IPPW 2022
Bernie Bienstock Best Presentation Award
Purpose
Starting in 2022, the IPPW International Organizing Committee (IOC) is instituting an award to recognize the workshop's best presentation.
The award is named after Bernie Bienstock, in recognition of Bernie’s many years of commitment to IPPW. Bernie served as the chair of the IOC for more than a decade. He mentored numerous students and professional volunteers. His exceptional style of management has encouraged people to grow and ideas to be heard. The result is the workshop to which students and professionals return year after year. His understanding of the IPPW community has ensured the growth of IPPW into a self-sustaining organization.

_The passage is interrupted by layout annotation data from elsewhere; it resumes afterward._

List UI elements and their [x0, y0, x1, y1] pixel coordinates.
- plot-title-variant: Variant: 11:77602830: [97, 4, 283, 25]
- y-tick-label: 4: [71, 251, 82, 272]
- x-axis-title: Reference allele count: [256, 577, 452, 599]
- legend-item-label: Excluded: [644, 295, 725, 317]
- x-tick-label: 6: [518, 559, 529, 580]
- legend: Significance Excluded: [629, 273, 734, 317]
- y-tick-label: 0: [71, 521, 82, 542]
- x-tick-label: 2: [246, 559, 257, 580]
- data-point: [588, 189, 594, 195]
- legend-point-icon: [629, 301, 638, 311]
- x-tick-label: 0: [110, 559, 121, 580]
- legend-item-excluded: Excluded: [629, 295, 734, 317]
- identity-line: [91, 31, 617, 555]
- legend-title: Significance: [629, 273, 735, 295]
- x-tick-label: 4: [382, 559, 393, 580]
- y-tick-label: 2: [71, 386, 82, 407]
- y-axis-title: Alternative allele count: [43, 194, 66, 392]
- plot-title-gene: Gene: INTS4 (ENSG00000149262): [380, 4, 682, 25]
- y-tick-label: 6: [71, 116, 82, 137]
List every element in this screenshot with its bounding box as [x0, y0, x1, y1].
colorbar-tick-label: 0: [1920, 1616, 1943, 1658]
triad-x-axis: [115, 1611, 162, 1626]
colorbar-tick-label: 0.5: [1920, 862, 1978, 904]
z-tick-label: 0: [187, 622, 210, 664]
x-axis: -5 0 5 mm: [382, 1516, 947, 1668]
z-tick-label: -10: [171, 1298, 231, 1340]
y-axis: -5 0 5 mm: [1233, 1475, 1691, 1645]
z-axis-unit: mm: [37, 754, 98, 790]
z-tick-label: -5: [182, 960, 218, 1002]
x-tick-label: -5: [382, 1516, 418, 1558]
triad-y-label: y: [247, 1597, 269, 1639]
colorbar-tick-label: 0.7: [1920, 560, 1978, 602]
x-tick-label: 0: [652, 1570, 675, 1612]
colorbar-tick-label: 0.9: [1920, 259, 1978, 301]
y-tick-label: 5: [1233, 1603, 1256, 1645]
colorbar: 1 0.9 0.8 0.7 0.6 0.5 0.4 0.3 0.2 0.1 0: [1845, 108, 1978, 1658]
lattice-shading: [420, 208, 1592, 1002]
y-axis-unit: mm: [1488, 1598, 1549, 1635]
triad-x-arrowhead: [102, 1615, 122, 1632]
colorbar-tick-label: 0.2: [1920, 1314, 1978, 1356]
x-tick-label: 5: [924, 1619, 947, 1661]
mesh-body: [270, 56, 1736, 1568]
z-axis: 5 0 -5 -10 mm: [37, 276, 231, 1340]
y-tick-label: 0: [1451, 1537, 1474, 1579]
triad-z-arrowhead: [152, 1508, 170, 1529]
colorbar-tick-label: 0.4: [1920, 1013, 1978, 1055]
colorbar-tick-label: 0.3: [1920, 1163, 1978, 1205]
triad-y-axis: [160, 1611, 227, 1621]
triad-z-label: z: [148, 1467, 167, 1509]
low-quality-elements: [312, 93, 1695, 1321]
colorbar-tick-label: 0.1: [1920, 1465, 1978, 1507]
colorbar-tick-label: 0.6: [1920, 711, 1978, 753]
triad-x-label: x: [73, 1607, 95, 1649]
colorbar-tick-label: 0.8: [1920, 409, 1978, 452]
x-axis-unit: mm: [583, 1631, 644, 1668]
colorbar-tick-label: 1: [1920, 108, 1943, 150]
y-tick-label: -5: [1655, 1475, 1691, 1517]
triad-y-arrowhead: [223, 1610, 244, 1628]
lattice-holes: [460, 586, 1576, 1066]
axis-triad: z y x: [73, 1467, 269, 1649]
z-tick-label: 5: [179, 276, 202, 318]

For the upcoming IPPW 2022, the IOC is honoring Bernie’s years of IPPW leadership by awarding the Bernie Bienstock Best Paper Award for the Workshop’s most outstanding presentation. All IPPW-2022 presentations, including those delivered by both professionals and students, will be judged by a panel of seasoned professionals, with the award presented during the closing session on Friday, September 2nd, 2022.
Background on Bernie Bienstock and IPPW
Early in his career while at Hughes Aircraft Company, Bernie Bienstock was fortunate to work on one of NASA’s legendary programs, Pioneer Venus. This mission, NASA’s most ambitious to date, featured an Orbiter and a Multi-probe bus that transported one large and three small probes to Venus to conduct an entry and descent mission to the surface. As it turned out, two of the small probes continued operating on the surface, with one transmitting engineering telemetry for over 2 hours. No small feat for probes that survived a deceleration of over 220 g’s as they slammed into the thick Venus atmosphere! The Pioneer Venus mission was NASA’s first planetary probe mission to return entry probe science data. Encouraged by having overcome the probe design challenges at Venus, Bernie also applied his engineering knowledge as a systems engineer on the Galileo probe design.
Bernie Bienstock
Many years later, Bernie learned that a newly formed workshop was scheduling a meeting in Lisbon, Portugal in the fall of 2003. It was the first meeting of a community of engineers and scientists with the ungainly title “Planetary Probe Atmospheric Entry and Descent Trajectory Analysis and Science – International Workshop”. He attended the event and after the first day of presentations, convinced the workshop leadership to schedule an impromptu presentation on the second day. Drafting his presentation on the Pioneer Venus and Galileo probes overnight, he presented the mission and probes design features and later submitted a nine-page paper.
Although the Lisbon workshop was planned as a one-time meeting, the attendees eagerly began thinking about another gathering the following year. Enthused by the content of the first meeting, Ethiraj (Raj) Venkatapathy convinced NASA Ames Research Center management to host the second meeting of the group. A new title, IPPW, was put into place, and NASA HQ was persuaded to fund students to attend the workshop. The 2nd International Planetary Probe Workshop (IPPW-2) was conducted in August of 2004.
With a new-found name and ever-enthusiastic attendees, the annual workshops have continued on a yearly basis. In 2007 during the planning for the 6th IPPW, Bernie was approached by Raj with a request that he chair the IOC. The rest is 11 years of IPPW history.